Nevertheless, Kiki's abduction was for naught. What the DFS in Narcos: Mexico doesn't know is that the DEA had been ordered to stop all investigations. Kiki and his DEA agent co-worker were both being transferred back to the United States within a month.
On the morning of February 7, 1985, Camarena was abducted while walking to meet his wife, Geneva (Alyssa Diaz), for lunch (the timeline is seemingly collapsed in the show). He was interrogated and tortured. In the finale of Narcos: Mexico, Camarena and Gallardo have a man-to-man confrontation as cinematic (and improbable) as Gallardo's earlier interaction with Pablo Escobar (Wagner Moura) in episode 5. A month after his kidnapping, Camarena’s body, along with that of the pilot, was found on a farm in the western state of Michoacan. Camarena was murdered — and it changed everything.
What is Operación Leyenda?
At the end of the season, we get a brand-new DEA — a DEA imbued with the power Camarena had so craved. Camarena's death prompted the DEA to put together a task force called Operación Leyenda, which translates to Operation Legend. The finale is called "Leyenda" in a nod to Camarena's legacy, and as a foreshadowing to the next step in the DEA's history.
At the end of the episode, we get a glimpse of this new DEA. They're a bunch of lanky, tanned men shaped in the mold of Camarena's co-worker Jaime Kuykendall (Matt Lescher). They're undercover agents posing as fishermen and deadbeats – but they have guns, and they have targets.
Camarena's death also had repercussions for how the DEA handled threats in the future in all of its offices. "Because of the Camarena case, even the mere allegation of a threat is the tripwire that unleashes DEA's fury," Jay Bergman, former regional director of the DEA's Andean office, told the Los Angeles Times. "The message is loud and clear: Just thinking about harming an agent will turn your world upside down."

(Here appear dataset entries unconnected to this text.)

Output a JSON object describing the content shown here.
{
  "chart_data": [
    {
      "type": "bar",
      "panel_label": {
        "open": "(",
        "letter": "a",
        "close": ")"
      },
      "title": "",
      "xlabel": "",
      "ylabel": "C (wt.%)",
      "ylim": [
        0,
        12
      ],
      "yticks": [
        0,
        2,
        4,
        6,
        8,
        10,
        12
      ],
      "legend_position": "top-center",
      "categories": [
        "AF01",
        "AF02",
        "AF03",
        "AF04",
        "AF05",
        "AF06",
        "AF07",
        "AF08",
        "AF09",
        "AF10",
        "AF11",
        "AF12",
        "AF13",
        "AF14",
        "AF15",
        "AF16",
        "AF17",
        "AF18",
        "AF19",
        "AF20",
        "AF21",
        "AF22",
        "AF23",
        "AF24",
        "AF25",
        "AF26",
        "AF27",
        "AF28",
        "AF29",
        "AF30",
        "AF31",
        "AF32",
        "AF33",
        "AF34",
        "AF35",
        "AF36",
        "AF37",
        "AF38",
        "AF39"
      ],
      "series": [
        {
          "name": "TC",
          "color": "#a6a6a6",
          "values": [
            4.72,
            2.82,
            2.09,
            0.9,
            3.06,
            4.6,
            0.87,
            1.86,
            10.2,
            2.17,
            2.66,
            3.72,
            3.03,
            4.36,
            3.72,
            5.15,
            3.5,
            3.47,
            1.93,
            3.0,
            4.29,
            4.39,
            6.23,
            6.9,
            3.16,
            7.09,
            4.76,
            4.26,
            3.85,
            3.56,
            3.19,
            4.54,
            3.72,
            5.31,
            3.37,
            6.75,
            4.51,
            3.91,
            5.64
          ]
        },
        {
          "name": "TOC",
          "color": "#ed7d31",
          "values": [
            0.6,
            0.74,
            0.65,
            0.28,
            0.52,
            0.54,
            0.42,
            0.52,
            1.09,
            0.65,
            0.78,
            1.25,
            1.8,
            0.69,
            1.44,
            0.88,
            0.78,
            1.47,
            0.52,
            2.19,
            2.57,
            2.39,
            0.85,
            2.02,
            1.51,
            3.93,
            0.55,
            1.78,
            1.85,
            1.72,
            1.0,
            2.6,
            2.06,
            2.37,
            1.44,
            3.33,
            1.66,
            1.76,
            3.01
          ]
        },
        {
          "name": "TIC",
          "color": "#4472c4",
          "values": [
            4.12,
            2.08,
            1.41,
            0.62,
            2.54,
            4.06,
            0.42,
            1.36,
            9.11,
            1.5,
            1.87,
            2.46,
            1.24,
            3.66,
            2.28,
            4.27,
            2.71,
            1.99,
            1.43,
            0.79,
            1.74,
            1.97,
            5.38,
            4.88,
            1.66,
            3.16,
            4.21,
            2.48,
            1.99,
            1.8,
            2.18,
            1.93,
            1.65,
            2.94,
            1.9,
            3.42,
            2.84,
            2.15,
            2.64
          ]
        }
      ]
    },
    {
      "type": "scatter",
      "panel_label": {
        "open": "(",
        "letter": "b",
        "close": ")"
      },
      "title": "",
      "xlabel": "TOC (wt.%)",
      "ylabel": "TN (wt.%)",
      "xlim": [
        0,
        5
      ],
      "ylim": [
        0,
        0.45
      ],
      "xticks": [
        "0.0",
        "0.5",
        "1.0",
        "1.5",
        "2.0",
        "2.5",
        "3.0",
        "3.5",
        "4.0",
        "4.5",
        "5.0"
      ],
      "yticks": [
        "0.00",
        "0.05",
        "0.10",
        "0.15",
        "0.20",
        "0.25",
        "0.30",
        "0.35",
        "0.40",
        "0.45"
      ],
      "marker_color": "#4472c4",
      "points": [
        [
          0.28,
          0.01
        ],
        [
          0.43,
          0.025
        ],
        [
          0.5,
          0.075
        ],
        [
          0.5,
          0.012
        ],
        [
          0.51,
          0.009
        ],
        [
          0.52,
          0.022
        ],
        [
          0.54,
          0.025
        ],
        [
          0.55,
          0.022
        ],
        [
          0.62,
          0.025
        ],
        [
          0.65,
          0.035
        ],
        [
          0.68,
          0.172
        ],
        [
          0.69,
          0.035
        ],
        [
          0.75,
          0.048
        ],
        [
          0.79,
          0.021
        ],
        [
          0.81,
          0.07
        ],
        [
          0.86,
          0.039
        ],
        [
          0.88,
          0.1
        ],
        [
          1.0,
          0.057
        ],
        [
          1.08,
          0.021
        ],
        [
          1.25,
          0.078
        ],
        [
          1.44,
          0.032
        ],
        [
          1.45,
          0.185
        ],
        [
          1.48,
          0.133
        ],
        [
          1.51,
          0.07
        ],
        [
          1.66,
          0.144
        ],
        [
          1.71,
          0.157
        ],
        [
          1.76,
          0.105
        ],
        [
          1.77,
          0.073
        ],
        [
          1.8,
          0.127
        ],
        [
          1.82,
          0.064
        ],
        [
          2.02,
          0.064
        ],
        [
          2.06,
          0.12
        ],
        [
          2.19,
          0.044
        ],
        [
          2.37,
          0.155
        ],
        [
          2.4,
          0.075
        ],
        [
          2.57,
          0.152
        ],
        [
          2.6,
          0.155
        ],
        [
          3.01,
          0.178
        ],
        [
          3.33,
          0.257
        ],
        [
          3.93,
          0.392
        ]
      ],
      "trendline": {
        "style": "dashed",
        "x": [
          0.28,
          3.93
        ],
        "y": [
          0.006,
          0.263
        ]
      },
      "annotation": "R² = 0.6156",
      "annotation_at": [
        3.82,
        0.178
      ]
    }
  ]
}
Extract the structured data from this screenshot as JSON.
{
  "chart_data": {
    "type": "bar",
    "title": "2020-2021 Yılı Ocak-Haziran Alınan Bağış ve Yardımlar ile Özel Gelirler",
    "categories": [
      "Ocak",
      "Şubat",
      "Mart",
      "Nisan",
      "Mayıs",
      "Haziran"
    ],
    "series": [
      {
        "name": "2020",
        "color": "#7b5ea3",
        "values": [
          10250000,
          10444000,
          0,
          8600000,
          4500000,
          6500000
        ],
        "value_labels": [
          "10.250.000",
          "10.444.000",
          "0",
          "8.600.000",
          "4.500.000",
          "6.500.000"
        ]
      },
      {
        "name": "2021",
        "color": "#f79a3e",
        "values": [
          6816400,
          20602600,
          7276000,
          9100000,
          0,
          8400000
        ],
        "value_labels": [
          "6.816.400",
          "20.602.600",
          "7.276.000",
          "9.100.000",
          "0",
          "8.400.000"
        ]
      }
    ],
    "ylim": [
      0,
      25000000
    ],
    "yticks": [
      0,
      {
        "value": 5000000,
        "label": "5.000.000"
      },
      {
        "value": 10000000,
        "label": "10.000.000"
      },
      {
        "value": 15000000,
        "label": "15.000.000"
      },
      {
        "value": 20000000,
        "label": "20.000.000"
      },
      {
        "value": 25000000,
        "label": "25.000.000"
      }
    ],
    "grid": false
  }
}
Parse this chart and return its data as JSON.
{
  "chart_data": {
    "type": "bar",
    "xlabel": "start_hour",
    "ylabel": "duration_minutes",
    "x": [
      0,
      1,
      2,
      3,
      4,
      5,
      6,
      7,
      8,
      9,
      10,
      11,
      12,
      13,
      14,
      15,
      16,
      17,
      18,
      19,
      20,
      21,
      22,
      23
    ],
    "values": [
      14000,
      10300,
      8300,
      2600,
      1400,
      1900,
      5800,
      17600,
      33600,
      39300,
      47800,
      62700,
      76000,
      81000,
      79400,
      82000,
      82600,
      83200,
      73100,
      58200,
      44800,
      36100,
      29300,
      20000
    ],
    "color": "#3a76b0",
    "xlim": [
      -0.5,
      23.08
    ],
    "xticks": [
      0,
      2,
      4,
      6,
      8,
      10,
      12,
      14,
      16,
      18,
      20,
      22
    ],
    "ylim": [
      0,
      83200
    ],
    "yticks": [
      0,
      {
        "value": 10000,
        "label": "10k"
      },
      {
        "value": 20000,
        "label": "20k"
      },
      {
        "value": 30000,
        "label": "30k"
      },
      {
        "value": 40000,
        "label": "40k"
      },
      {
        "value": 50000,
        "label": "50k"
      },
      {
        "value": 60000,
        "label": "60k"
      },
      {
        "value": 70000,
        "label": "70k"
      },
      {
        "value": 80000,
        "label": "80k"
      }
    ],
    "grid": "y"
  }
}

What happened to Felix Gallardo?
In their final conversation, a beat-up Kiki Camarena issues a prediction to Felix. "You fucked up, man," he says. Camarena would know better than anyone. Gallardo has staked his entire empire on the protection of the government and the DFS. He made a deal with "serpents," as Don Neto (Joaquín Cosio) had called them. Without their protection, Gallardo is nothing.
That's exactly what Gallardo leans into the finale. Camarena's death leads to intense media scrutiny. Soon, the entire enterprise unravels, and the DFS is revealed to be entirely corrupt. Cops turn on each other. It's a mess. Don Neto and Gallardo need to get out. Don Neto goes to Puerto Vallarta for one last spurt of hedonism before prison (or death). Gallardo calls on his last reliable government contact: His former boss and godfather, the governor of Sinaloa Leopoldo Celis. Celis agrees to let him stay in his safe house for three days before fleeing to Latin America. However, Celis sells out his location to Comandante Calderoni (César Cedillo), who is working with the DEA.
Even with a gun to his head, Felix is able to negotiate for his freedom. Felix has six tapes from Camarena's investigation; in two of the tapes, Camarena names high-ranking officials that had been corrupt (including the Secretary of Defense). Felix gives Calderoni the chance to take the tapes and protect his bosses, in exchange for letting Felix go free. Essentially, the dude gets away with it. He takes control over his cartel, once again with the protection of the government.
So, the cat-and-mouse game isn't over, but the dynamics have changed. For one, Felix is the leader of a slightly crippled cartel, now missing its two other leaders. And, more importantly for season 5, he finally has an opponent with teeth.